Fast-forward to Saturday. The weather had morphed from cool and rainy into something out of a travel magazine photo, which could mean only one of two things for me: go to the beach or do some yard work/therapy. Since we are going out-of-town next weekend, I did the responsible thing and worked in the yard. You have probably noticed that I love working in the yard. I enjoy pulling weeds and planting flowers and cutting grass. I love to get my hands dirty, and more importantly, I love to be able to look at something I’ve done in the yard and feel that sense of accomplishment it brings. One such ego-boost for me comes in the form of mowing my entire yard. My property is a bit over an acre, but is very long and runs at an odd angle, so it takes several hours to mow. None of this would really be a problem if it wasn’t so very loooong. Sometime last year I developed a system wherein my daughter will play in a certain area of our yard that is within eyesight while I mow. When it is time to move to another area of the yard, I command her attention and she moves to that area and commences playing. I came across this system by accident when I was in a bind last summer and needed to get the yard mowed, but didn’t have time to call anyone to watch her. It works fairly well, and she is perfectly safe the entire time. The hitch in this plan is that there is no convenient place to play toward the back of our property, and no shade in which to play back there either. So rather than get the entire yard mowed in a day, I will have to complete the task one afternoon between work and picking her up from school. This is not the end of the world, but I could not help but notice how nice my neighbor’s yard looked when he finished mowing it yesterday. A petty reminder, but a reminder nonetheless that I answer to a different set of rules than my married and/or childless friends and neighbors. Not-a-crisis-but-not-exactly-averted-either.

Then tonight, my typically well-behaved child decided to let her alter-ego emerge during the evening service at church. It was not pretty. What began as a pleasant evening, ended with a quick spanking when we arrived home. It is a very rare occasion on which I find myself faced with having to spank my daughter, but that’s how bad things were throughout the service. I will spare you the details in this already very lengthy post. Suffice it to say, spanking is always a last resort and is only used when she can derive meaning from its employment as a disciplinary tactic. Crisis-not-averted-but-solved-nonetheless.

Though my single-parent reality is always present, it is not always at the forefront of my mind.
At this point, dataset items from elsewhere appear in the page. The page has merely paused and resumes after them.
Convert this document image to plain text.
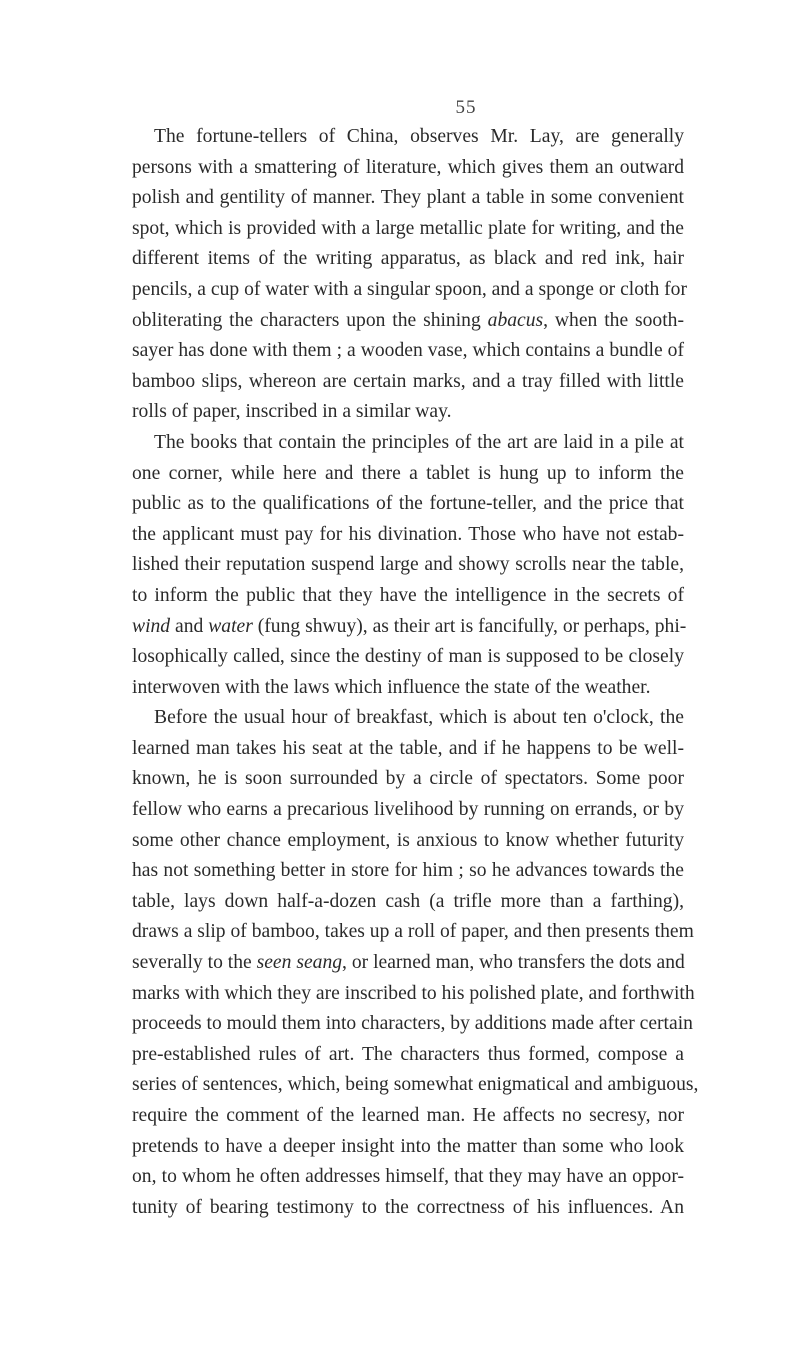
55
The fortune-tellers of China, observes Mr. Lay, are generally
persons with a smattering of literature, which gives them an outward
polish and gentility of manner. They plant a table in some convenient
spot, which is provided with a large metallic plate for writing, and the
different items of the writing apparatus, as black and red ink, hair
pencils, a cup of water with a singular spoon, and a sponge or cloth for
obliterating the characters upon the shining abacus, when the sooth-
sayer has done with them ; a wooden vase, which contains a bundle of
bamboo slips, whereon are certain marks, and a tray filled with little
rolls of paper, inscribed in a similar way.
The books that contain the principles of the art are laid in a pile at
one corner, while here and there a tablet is hung up to inform the
public as to the qualifications of the fortune-teller, and the price that
the applicant must pay for his divination. Those who have not estab-
lished their reputation suspend large and showy scrolls near the table,
to inform the public that they have the intelligence in the secrets of
wind and water (fung shwuy), as their art is fancifully, or perhaps, phi-
losophically called, since the destiny of man is supposed to be closely
interwoven with the laws which influence the state of the weather.
Before the usual hour of breakfast, which is about ten o'clock, the
learned man takes his seat at the table, and if he happens to be well-
known, he is soon surrounded by a circle of spectators. Some poor
fellow who earns a precarious livelihood by running on errands, or by
some other chance employment, is anxious to know whether futurity
has not something better in store for him ; so he advances towards the
table, lays down half-a-dozen cash (a trifle more than a farthing),
draws a slip of bamboo, takes up a roll of paper, and then presents them
severally to the seen seang, or learned man, who transfers the dots and
marks with which they are inscribed to his polished plate, and forthwith
proceeds to mould them into characters, by additions made after certain
pre-established rules of art. The characters thus formed, compose a
series of sentences, which, being somewhat enigmatical and ambiguous,
require the comment of the learned man. He affects no secresy, nor
pretends to have a deeper insight into the matter than some who look
on, to whom he often addresses himself, that they may have an oppor-
tunity of bearing testimony to the correctness of his influences. An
But as it has been this week, I have been reminded that I can confront each “crisis”, however minor it may seem, on my own. Because I have to, but also because I want to.

And I have also been reminded that I really, really love those days when going through the motions gets me from Point A to Point B with some play time, and some snuggle time, and maybe a blog post in-between.

1 comment:

  1. I know several strong single fathers who didn't really choose to be that, but circumstances forced them into it. They handle challenges with humor, strength, and confidence.